Niaz Ahmed Khan (born 28 September 1964) is a Bangladeshi academic, researcher, and development practitioner who was the 30th vice-chancellor of the University of Dhaka (DU). Prior to this, he served as the pro vice-chancellor of Independent University, Bangladesh and was a professor at the University of Dhaka and the University of Chittagong.

He resigned from the post of vice-chancellor of Dhaka University on 22 February 2026.

== Early life ==
Niaz Ahmad Khan was born in 1964 in Chunati village, located in the Lohagara Upazila of Chittagong. His great-grandfather, Khan Bahadur Nasir Uddin Khan, served as a deputy magistrate and deputy collector in undivided India. His grandfather, Kabir Uddin Ahmed Khan, was a deputy collector in the Assam-Bengal Civil Service and a first-class magistrate. His father, Shafique Ahmed Khan, worked as a consultant for the United Nations.

== Education ==
Niaz Ahmed Khan stood first in Comilla Board's 1981 SSC (Humanities) examination from Chittagong Government High School. Considering the school's rebranding in 1977, he was the first to have achieved this outstanding feat. He then repeated this feat in 1983 in HSC (Humanities) from Chittagong College.

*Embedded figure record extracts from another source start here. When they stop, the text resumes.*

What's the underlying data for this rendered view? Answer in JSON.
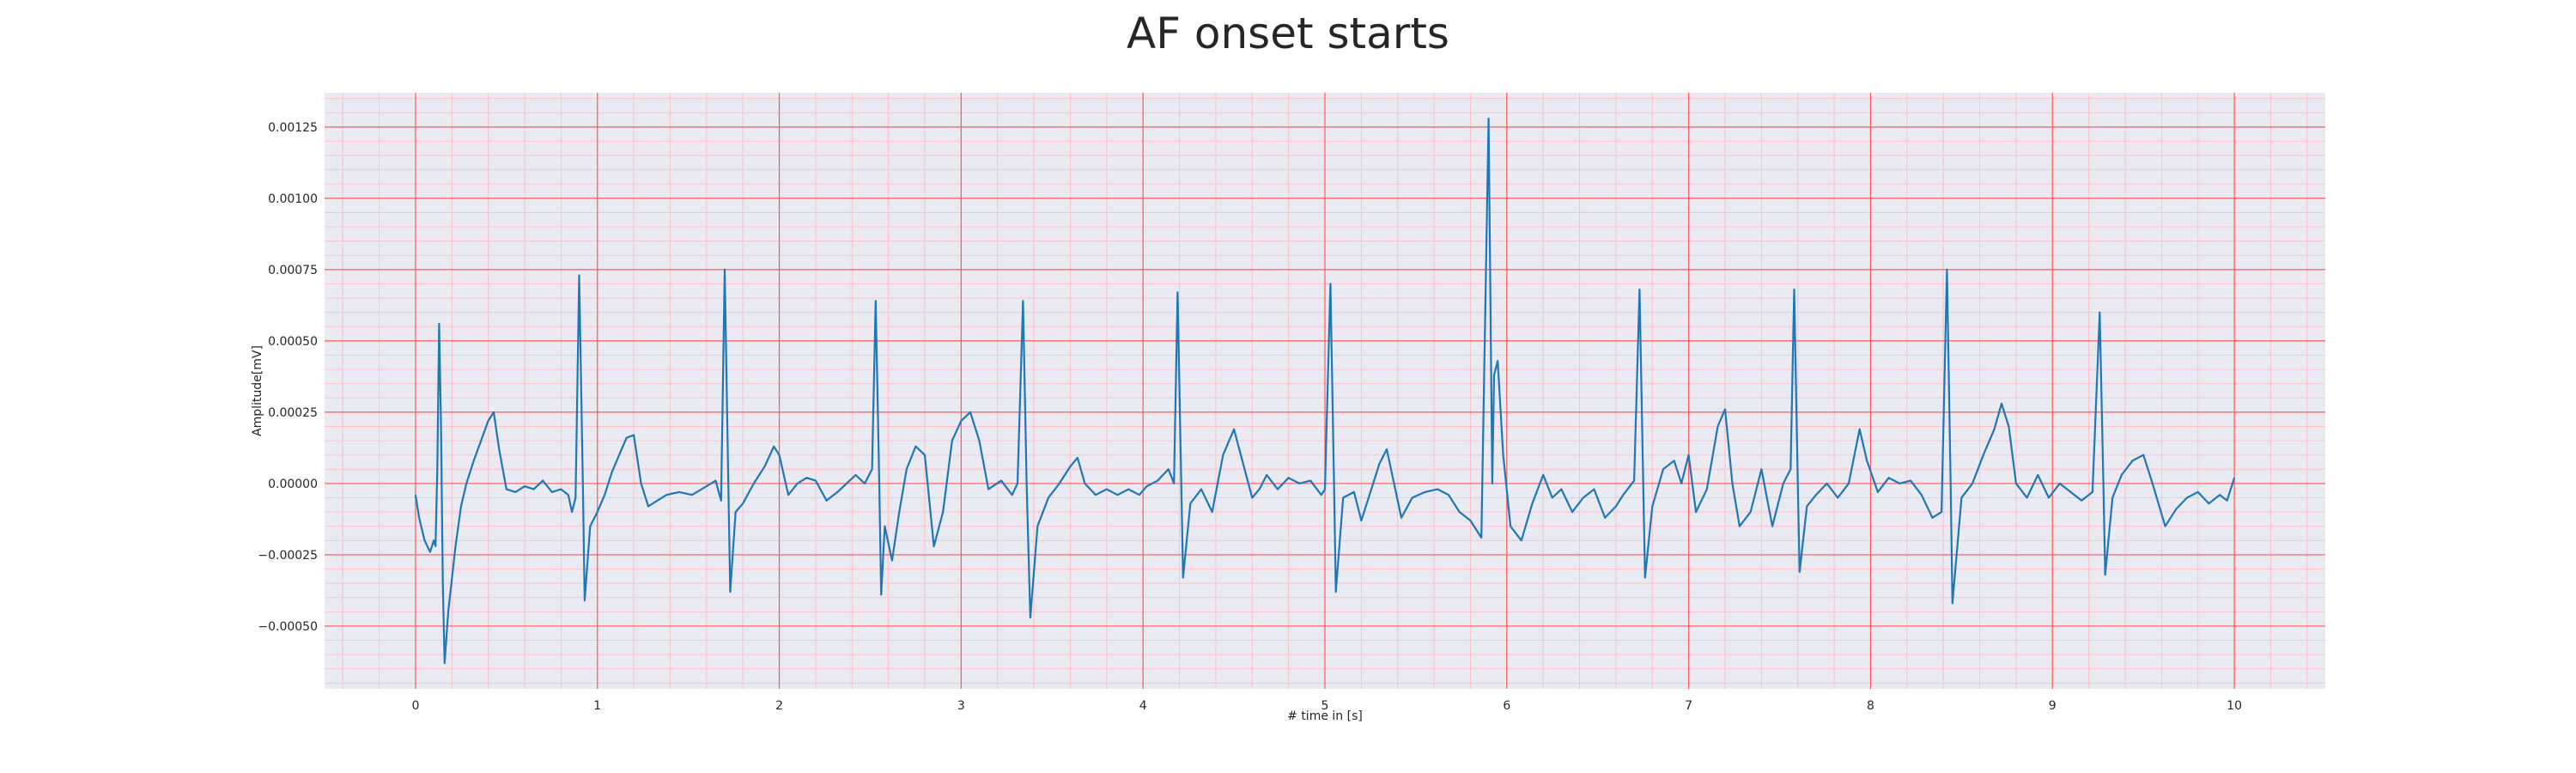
{
  "chart_data": {
    "type": "line",
    "title": "AF onset starts",
    "xlabel": "# time in [s]",
    "ylabel": "Amplitude[mV]",
    "xlim": [
      -0.5,
      10.5
    ],
    "ylim": [
      -0.00072,
      0.00137
    ],
    "x_ticks": [
      0,
      1,
      2,
      3,
      4,
      5,
      6,
      7,
      8,
      9,
      10
    ],
    "x_tick_labels": [
      "0",
      "1",
      "2",
      "3",
      "4",
      "5",
      "6",
      "7",
      "8",
      "9",
      "10"
    ],
    "y_ticks": [
      -0.0005,
      -0.00025,
      0.0,
      0.00025,
      0.0005,
      0.00075,
      0.001,
      0.00125
    ],
    "y_tick_labels": [
      "−0.00050",
      "−0.00025",
      "0.00000",
      "0.00025",
      "0.00050",
      "0.00075",
      "0.00100",
      "0.00125"
    ],
    "x_minor_step": 0.2,
    "y_minor_step": 5e-05,
    "grid": true,
    "colors": {
      "background": "#eaeaf2",
      "major_grid": "#ff5a5a",
      "minor_grid": "#ffc0cb",
      "line": "#1f77b4"
    },
    "series": [
      {
        "points": [
          [
            0.0,
            -4e-05
          ],
          [
            0.02,
            -0.00012
          ],
          [
            0.05,
            -0.0002
          ],
          [
            0.08,
            -0.00024
          ],
          [
            0.1,
            -0.0002
          ],
          [
            0.11,
            -0.00022
          ],
          [
            0.12,
            5e-05
          ],
          [
            0.13,
            0.00056
          ],
          [
            0.14,
            0.0002
          ],
          [
            0.15,
            -0.00035
          ],
          [
            0.16,
            -0.00063
          ],
          [
            0.18,
            -0.00045
          ],
          [
            0.22,
            -0.00022
          ],
          [
            0.25,
            -8e-05
          ],
          [
            0.28,
            0.0
          ],
          [
            0.32,
            8e-05
          ],
          [
            0.36,
            0.00015
          ],
          [
            0.4,
            0.00022
          ],
          [
            0.43,
            0.00025
          ],
          [
            0.46,
            0.00012
          ],
          [
            0.5,
            -2e-05
          ],
          [
            0.55,
            -3e-05
          ],
          [
            0.6,
            -1e-05
          ],
          [
            0.65,
            -2e-05
          ],
          [
            0.7,
            1e-05
          ],
          [
            0.75,
            -3e-05
          ],
          [
            0.8,
            -2e-05
          ],
          [
            0.84,
            -4e-05
          ],
          [
            0.86,
            -0.0001
          ],
          [
            0.88,
            -5e-05
          ],
          [
            0.9,
            0.00073
          ],
          [
            0.92,
            0.0
          ],
          [
            0.93,
            -0.00041
          ],
          [
            0.96,
            -0.00015
          ],
          [
            1.0,
            -0.0001
          ],
          [
            1.04,
            -4e-05
          ],
          [
            1.08,
            4e-05
          ],
          [
            1.12,
            0.0001
          ],
          [
            1.16,
            0.00016
          ],
          [
            1.2,
            0.00017
          ],
          [
            1.24,
            0.0
          ],
          [
            1.28,
            -8e-05
          ],
          [
            1.33,
            -6e-05
          ],
          [
            1.38,
            -4e-05
          ],
          [
            1.45,
            -3e-05
          ],
          [
            1.52,
            -4e-05
          ],
          [
            1.6,
            -1e-05
          ],
          [
            1.65,
            1e-05
          ],
          [
            1.68,
            -6e-05
          ],
          [
            1.7,
            0.00075
          ],
          [
            1.72,
            0.0
          ],
          [
            1.73,
            -0.00038
          ],
          [
            1.76,
            -0.0001
          ],
          [
            1.8,
            -7e-05
          ],
          [
            1.86,
            0.0
          ],
          [
            1.92,
            6e-05
          ],
          [
            1.97,
            0.00013
          ],
          [
            2.0,
            0.0001
          ],
          [
            2.05,
            -4e-05
          ],
          [
            2.1,
            0.0
          ],
          [
            2.15,
            2e-05
          ],
          [
            2.2,
            1e-05
          ],
          [
            2.26,
            -6e-05
          ],
          [
            2.32,
            -3e-05
          ],
          [
            2.37,
            0.0
          ],
          [
            2.42,
            3e-05
          ],
          [
            2.47,
            0.0
          ],
          [
            2.51,
            5e-05
          ],
          [
            2.53,
            0.00064
          ],
          [
            2.55,
            0.0
          ],
          [
            2.56,
            -0.00039
          ],
          [
            2.58,
            -0.00015
          ],
          [
            2.62,
            -0.00027
          ],
          [
            2.66,
            -0.0001
          ],
          [
            2.7,
            5e-05
          ],
          [
            2.75,
            0.00013
          ],
          [
            2.8,
            0.0001
          ],
          [
            2.85,
            -0.00022
          ],
          [
            2.9,
            -0.0001
          ],
          [
            2.95,
            0.00015
          ],
          [
            3.0,
            0.00022
          ],
          [
            3.05,
            0.00025
          ],
          [
            3.1,
            0.00015
          ],
          [
            3.15,
            -2e-05
          ],
          [
            3.22,
            1e-05
          ],
          [
            3.28,
            -4e-05
          ],
          [
            3.31,
            0.0
          ],
          [
            3.34,
            0.00064
          ],
          [
            3.36,
            0.0
          ],
          [
            3.38,
            -0.00047
          ],
          [
            3.42,
            -0.00015
          ],
          [
            3.48,
            -5e-05
          ],
          [
            3.54,
            0.0
          ],
          [
            3.6,
            6e-05
          ],
          [
            3.64,
            9e-05
          ],
          [
            3.68,
            0.0
          ],
          [
            3.74,
            -4e-05
          ],
          [
            3.8,
            -2e-05
          ],
          [
            3.86,
            -4e-05
          ],
          [
            3.92,
            -2e-05
          ],
          [
            3.98,
            -4e-05
          ],
          [
            4.02,
            -1e-05
          ],
          [
            4.08,
            1e-05
          ],
          [
            4.14,
            5e-05
          ],
          [
            4.17,
            0.0
          ],
          [
            4.19,
            0.00067
          ],
          [
            4.21,
            0.0
          ],
          [
            4.22,
            -0.00033
          ],
          [
            4.26,
            -7e-05
          ],
          [
            4.32,
            -2e-05
          ],
          [
            4.38,
            -0.0001
          ],
          [
            4.44,
            0.0001
          ],
          [
            4.5,
            0.00019
          ],
          [
            4.55,
            7e-05
          ],
          [
            4.6,
            -5e-05
          ],
          [
            4.64,
            -2e-05
          ],
          [
            4.68,
            3e-05
          ],
          [
            4.74,
            -2e-05
          ],
          [
            4.8,
            2e-05
          ],
          [
            4.86,
            0.0
          ],
          [
            4.92,
            1e-05
          ],
          [
            4.98,
            -4e-05
          ],
          [
            5.0,
            -2e-05
          ],
          [
            5.03,
            0.0007
          ],
          [
            5.05,
            0.0
          ],
          [
            5.06,
            -0.00038
          ],
          [
            5.1,
            -5e-05
          ],
          [
            5.16,
            -3e-05
          ],
          [
            5.2,
            -0.00013
          ],
          [
            5.25,
            -3e-05
          ],
          [
            5.3,
            7e-05
          ],
          [
            5.34,
            0.00012
          ],
          [
            5.38,
            0.0
          ],
          [
            5.42,
            -0.00012
          ],
          [
            5.48,
            -5e-05
          ],
          [
            5.55,
            -3e-05
          ],
          [
            5.62,
            -2e-05
          ],
          [
            5.68,
            -4e-05
          ],
          [
            5.74,
            -0.0001
          ],
          [
            5.8,
            -0.00013
          ],
          [
            5.86,
            -0.00019
          ],
          [
            5.9,
            0.00128
          ],
          [
            5.92,
            0.0
          ],
          [
            5.93,
            0.00038
          ],
          [
            5.95,
            0.00043
          ],
          [
            5.98,
            0.0001
          ],
          [
            6.02,
            -0.00015
          ],
          [
            6.08,
            -0.0002
          ],
          [
            6.14,
            -7e-05
          ],
          [
            6.2,
            3e-05
          ],
          [
            6.25,
            -5e-05
          ],
          [
            6.3,
            -2e-05
          ],
          [
            6.36,
            -0.0001
          ],
          [
            6.42,
            -5e-05
          ],
          [
            6.48,
            -2e-05
          ],
          [
            6.54,
            -0.00012
          ],
          [
            6.6,
            -8e-05
          ],
          [
            6.64,
            -4e-05
          ],
          [
            6.7,
            1e-05
          ],
          [
            6.73,
            0.00068
          ],
          [
            6.75,
            0.0
          ],
          [
            6.76,
            -0.00033
          ],
          [
            6.8,
            -8e-05
          ],
          [
            6.86,
            5e-05
          ],
          [
            6.92,
            8e-05
          ],
          [
            6.96,
            0.0
          ],
          [
            7.0,
            0.0001
          ],
          [
            7.04,
            -0.0001
          ],
          [
            7.1,
            -2e-05
          ],
          [
            7.16,
            0.0002
          ],
          [
            7.2,
            0.00026
          ],
          [
            7.24,
            0.0
          ],
          [
            7.28,
            -0.00015
          ],
          [
            7.34,
            -0.0001
          ],
          [
            7.4,
            5e-05
          ],
          [
            7.46,
            -0.00015
          ],
          [
            7.52,
            0.0
          ],
          [
            7.56,
            5e-05
          ],
          [
            7.58,
            0.00068
          ],
          [
            7.6,
            0.0
          ],
          [
            7.61,
            -0.00031
          ],
          [
            7.65,
            -8e-05
          ],
          [
            7.7,
            -4e-05
          ],
          [
            7.76,
            0.0
          ],
          [
            7.82,
            -5e-05
          ],
          [
            7.88,
            0.0
          ],
          [
            7.94,
            0.00019
          ],
          [
            7.98,
            8e-05
          ],
          [
            8.04,
            -3e-05
          ],
          [
            8.1,
            2e-05
          ],
          [
            8.16,
            0.0
          ],
          [
            8.22,
            1e-05
          ],
          [
            8.28,
            -4e-05
          ],
          [
            8.34,
            -0.00012
          ],
          [
            8.39,
            -0.0001
          ],
          [
            8.42,
            0.00075
          ],
          [
            8.44,
            0.0
          ],
          [
            8.45,
            -0.00042
          ],
          [
            8.5,
            -5e-05
          ],
          [
            8.56,
            0.0
          ],
          [
            8.62,
            0.0001
          ],
          [
            8.68,
            0.00019
          ],
          [
            8.72,
            0.00028
          ],
          [
            8.76,
            0.0002
          ],
          [
            8.8,
            0.0
          ],
          [
            8.86,
            -5e-05
          ],
          [
            8.92,
            3e-05
          ],
          [
            8.98,
            -5e-05
          ],
          [
            9.04,
            0.0
          ],
          [
            9.1,
            -3e-05
          ],
          [
            9.16,
            -6e-05
          ],
          [
            9.22,
            -3e-05
          ],
          [
            9.26,
            0.0006
          ],
          [
            9.28,
            0.0
          ],
          [
            9.29,
            -0.00032
          ],
          [
            9.33,
            -5e-05
          ],
          [
            9.38,
            3e-05
          ],
          [
            9.44,
            8e-05
          ],
          [
            9.5,
            0.0001
          ],
          [
            9.55,
            0.0
          ],
          [
            9.62,
            -0.00015
          ],
          [
            9.68,
            -9e-05
          ],
          [
            9.74,
            -5e-05
          ],
          [
            9.8,
            -3e-05
          ],
          [
            9.86,
            -7e-05
          ],
          [
            9.92,
            -4e-05
          ],
          [
            9.96,
            -6e-05
          ],
          [
            10.0,
            2e-05
          ]
        ]
      }
    ]
  }
}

Niaz completed his undergraduate studies in Public administration from the University of Chittagong in 1986. He completed his master's degree in 1987 from the same institution. In 1991, he earned a postgraduate diploma in human resource management from the Institute of Personnel Management. Khan then pursued his PhD from the University of Wales, Swansea, under a Commonwealth Scholarship. Subsequently, he conducted post-doctoral research at Oxford University, Swansea University, and the Asian Institute of Technology.

== Career ==
In 2006, Khan joined the University of Dhaka as a professor in the Department of Development Studies. Before this, he served as a professor in the Department of Public Administration at the University of Chittagong. He was a Distinguished visiting professor of development studies at the Asian University for Women and a senior Commonwealth Fellow/South Asian Fellow at Queen Elizabeth House, University of Oxford. Additionally, he served as the country representative for Bangladesh at the International Union for Conservation of Nature (IUCN) from 2009 to 2011 and played a key role as the senior program coordinator for the Chittagong Hill Tracts Development Facility (CHTDF) at the United Nations Development Program (UNDP) from 2004 to 2006. His career also includes positions as Asia Research Fellow at the Asian Institute of Technology (1996–1998) and operations manager at Palli Karma Sahayak Foundation (PKSF) from 1990 to 1992.
Khan had served as the pro-vice chancellor of the Independent University, Bangladesh.

In August 2024, Khan was appointed the vice-chancellor of the University of Dhaka, succeeding Maksud Kamal. He resigned from that post on 22 February 2026.